In 1911, Connecticut's oyster production reached its peak at nearly 25 million pounds of oyster meats. This was, at the time, higher than production in New York, Rhode Island, or Massachusetts. During this time, the Connecticut coast was known in the shellfishing industry as the oyster capital of the world. From before World War 1 until 1969, Connecticut laws restricted the right to harvest oysters in state-owned beds to sailing vessels. These laws prompted the construction of the oyster sloop style vessel that lasted well into the 20th century. The sloop is believed to be the last oyster sloop built in Connecticut, completed in Greenwich in 1948.

== Real estate ==
Of home-sale transactions that closed in March 2014, the median home in Connecticut sold for $225,000, up 3.2% from March 2013. Connecticut ranked ninth nationally in foreclosure activity as of April 2014, with one of every 887 residential units involved in a foreclosure proceeding, or 0.11% of the total housing stock., including City Place I and the Traveler's Tower, both housing the major insurance industry.

== Taxation ==
Before 1991, Connecticut had an investment-only income tax system. Income from employment was untaxed, but income from investments was taxed at 13%, the highest rate in the U.S., with no deductions allowed for costs of producing the investment income, such as interest on borrowing.
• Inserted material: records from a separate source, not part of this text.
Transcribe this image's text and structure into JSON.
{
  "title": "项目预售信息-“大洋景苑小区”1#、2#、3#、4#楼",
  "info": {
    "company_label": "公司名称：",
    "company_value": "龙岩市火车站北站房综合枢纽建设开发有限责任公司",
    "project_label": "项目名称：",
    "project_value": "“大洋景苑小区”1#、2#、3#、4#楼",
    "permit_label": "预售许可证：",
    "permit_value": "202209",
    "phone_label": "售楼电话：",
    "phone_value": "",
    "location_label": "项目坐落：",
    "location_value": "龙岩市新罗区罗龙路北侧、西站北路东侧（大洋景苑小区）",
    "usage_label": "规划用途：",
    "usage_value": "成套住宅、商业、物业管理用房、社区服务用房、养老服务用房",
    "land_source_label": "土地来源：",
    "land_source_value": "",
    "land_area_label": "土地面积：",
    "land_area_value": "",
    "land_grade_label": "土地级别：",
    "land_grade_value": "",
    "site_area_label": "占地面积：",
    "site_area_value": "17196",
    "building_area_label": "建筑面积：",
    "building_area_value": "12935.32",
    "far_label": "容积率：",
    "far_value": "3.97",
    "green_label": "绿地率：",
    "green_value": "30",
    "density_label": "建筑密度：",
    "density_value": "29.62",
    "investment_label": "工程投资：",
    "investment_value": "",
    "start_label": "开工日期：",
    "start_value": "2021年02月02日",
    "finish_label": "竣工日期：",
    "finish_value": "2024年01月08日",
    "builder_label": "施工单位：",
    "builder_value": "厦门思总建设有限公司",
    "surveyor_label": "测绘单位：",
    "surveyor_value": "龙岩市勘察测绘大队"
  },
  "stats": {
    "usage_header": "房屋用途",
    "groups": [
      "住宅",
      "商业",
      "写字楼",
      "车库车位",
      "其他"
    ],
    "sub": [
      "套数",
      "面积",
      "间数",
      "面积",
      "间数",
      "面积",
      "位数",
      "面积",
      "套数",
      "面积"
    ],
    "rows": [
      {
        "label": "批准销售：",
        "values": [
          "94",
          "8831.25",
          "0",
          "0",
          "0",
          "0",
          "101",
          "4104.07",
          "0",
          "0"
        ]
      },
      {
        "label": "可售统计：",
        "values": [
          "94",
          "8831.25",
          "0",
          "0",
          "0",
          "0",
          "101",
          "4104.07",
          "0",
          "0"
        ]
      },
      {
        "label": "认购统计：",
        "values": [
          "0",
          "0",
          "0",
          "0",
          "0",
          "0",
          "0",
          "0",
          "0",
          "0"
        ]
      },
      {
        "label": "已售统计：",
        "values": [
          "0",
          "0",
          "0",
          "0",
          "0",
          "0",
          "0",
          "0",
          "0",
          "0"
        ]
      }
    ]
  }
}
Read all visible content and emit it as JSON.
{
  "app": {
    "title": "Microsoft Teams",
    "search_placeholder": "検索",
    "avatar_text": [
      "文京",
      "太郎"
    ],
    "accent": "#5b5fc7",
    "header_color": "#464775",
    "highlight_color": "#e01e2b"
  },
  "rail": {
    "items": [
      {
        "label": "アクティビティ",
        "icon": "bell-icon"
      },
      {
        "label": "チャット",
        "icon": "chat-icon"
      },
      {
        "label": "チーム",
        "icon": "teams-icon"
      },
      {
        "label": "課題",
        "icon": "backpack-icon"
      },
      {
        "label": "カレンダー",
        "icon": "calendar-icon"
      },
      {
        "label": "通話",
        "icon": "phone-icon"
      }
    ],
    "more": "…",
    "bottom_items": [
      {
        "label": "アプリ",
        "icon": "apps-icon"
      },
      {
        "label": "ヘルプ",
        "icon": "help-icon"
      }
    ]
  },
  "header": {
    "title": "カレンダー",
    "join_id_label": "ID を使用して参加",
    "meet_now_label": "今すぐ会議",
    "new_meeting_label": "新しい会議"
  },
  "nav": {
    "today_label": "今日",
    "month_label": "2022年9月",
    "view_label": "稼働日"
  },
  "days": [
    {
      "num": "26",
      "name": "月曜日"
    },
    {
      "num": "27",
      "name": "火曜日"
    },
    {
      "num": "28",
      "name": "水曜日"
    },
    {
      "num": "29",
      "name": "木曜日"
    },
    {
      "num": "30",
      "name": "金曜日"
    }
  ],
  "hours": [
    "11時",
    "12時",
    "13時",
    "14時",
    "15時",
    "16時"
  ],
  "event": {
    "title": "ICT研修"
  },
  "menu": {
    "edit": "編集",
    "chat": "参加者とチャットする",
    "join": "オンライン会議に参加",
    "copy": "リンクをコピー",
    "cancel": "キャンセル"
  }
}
In 1991, under Governor Lowell P. Weicker Jr., an independent, the system was changed to one in which the taxes on employment income and investment income were equalized at a maximum rate of 4%. The new tax policy drew investment firms to Connecticut; as of 2014, Fairfield County was home to the headquarters for 14 of the 200 largest hedge funds in the world.

As of 2014, the income tax rates on Connecticut individuals are divided into six tax brackets of 3% (on income up to $10,000); 5% ($10,000-$50,000); 5.5% ($50,000-$100,000); 6% ($100,000-$200,000); 6.5% ($200,000-$250,000); and 6.7% (more than $250,000), with additional amounts owed depending on the bracket.

All wages of Connecticut residents are subject to the state's income tax, even if earned outside the state. However, in those cases, Connecticut income tax must be withheld only to the extent the Connecticut tax exceeds the amount withheld by the other jurisdiction. Since New York and Massachusetts have higher tax rates than Connecticut, this effectively means that Connecticut residents that work in those states have no Connecticut income tax withheld. Connecticut permits a credit for taxes paid to other jurisdictions, but since residents who work in other states are still subject to Connecticut income taxation, they may owe taxes if the jurisdictional credit does not fully offset the Connecticut tax amount.

Connecticut levies a 6.35% state sales tax on the retail sale, lease, or rental of most goods. Some items and services in general are not subject to sales and use taxes unless specifically enumerated as taxable by statute. A provision excluding clothing under $50 from sales tax was repealed as of 1 July 2011. There are no additional sales taxes imposed by local jurisdictions. In August 2013, Connecticut authorized a sales tax "holiday" for one week during which retailers did not have to remit sales tax on certain items and quantities of clothing.

All real and personal property located within the state of Connecticut is taxable unless specifically exempted by statute. All assessments are at 70% of fair market value. Another 20% of the value may be taxed by the local government though. The maximum property tax credit is $300 per return and any excess may not be refunded or carried forward. Connecticut does not levy an intangible personal property tax. According to the Tax Foundation, the 2010 Census data shows Connecticut residents paying the 2nd highest average property taxes in the nation with only New Jersey ahead of them.

The Tax Foundation determined Connecticut residents had the third highest burden in the nation for state and local taxes at 11.86%, or $7,150, compared to the national average of 9.8%.

As of 2014, the gasoline tax in Connecticut is 49.3 cents per gallon (the third highest in the nation) and the diesel tax is 54.9 cents per gallon (the highest in the nation).